Just yesterday and the day before, Ankara launched over a dozen airstrikes against Kurdish positions in northern Syria, killing several members of the US-backed Syrian Democratic Forces (SDF) and the Syrian Arab Army (SAA) as part of its retaliatory attacks dubbed “Operation Claw-Sword.”
This came just a day after Ankara announced the ‘neutralization’ of a Kurdistan Workers’ Party (PKK) cell in northern Iraq on 18 November.
Following the explosion in Istanbul on 13 November, which killed six people and wounded dozens of others, Ankara quickly blamed the PKK and its affiliate in Syria, the Peoples Protection Units (YPG), which is militarily aligned with the SDF.

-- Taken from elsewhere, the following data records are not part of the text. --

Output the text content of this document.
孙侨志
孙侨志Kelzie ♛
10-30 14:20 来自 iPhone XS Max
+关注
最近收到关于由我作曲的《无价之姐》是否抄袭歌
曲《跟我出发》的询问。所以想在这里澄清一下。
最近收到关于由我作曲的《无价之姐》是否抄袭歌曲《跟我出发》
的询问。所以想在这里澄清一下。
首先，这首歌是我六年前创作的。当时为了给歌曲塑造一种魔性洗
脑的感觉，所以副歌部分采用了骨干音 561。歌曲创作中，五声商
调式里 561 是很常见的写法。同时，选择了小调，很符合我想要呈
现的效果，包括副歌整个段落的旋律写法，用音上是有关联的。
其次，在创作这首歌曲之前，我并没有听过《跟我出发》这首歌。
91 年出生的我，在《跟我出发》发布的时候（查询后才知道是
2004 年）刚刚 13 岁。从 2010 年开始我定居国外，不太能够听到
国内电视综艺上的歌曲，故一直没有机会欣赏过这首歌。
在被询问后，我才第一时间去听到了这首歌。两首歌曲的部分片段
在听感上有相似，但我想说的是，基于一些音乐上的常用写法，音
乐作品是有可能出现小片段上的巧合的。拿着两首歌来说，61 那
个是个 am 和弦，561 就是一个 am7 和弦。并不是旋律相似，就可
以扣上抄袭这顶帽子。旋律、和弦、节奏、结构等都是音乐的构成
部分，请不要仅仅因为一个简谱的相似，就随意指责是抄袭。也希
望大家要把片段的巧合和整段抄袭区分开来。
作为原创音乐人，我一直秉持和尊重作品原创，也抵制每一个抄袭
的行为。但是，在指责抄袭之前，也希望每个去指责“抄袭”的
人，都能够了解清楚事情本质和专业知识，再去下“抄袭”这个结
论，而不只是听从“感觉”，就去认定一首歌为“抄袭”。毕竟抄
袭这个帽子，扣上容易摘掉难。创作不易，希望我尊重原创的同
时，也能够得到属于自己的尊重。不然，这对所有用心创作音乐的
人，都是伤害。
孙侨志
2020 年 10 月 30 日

The Turkish army is already carrying out an ongoing operation in both Iraq and Syria, as part of “Operation Claw-Lock,” which centers around the confrontation of Kurdish militants near Turkey’s borders. The operation is a clear violation of both Syrian and Iraqi sovereignty and has been condemned strongly by both Baghdad and Damascus on several occasions.
In light of the alleged connection between the Istanbul bombing and the PKK, Turkey’s anti-Kurdish operations in Iraq and Syria are expected to increase significantly in what can be considered an expansion of “Operation Claw-Lock.”
Kurdish militias have also begun to respond to Ankara’s operation, as expected. On 21 November, the YPG fired five rockets from northern Syria into the Karkamis district of Turkey’s Gaziantep province, killing three and wounding six, Turkish authorities reported.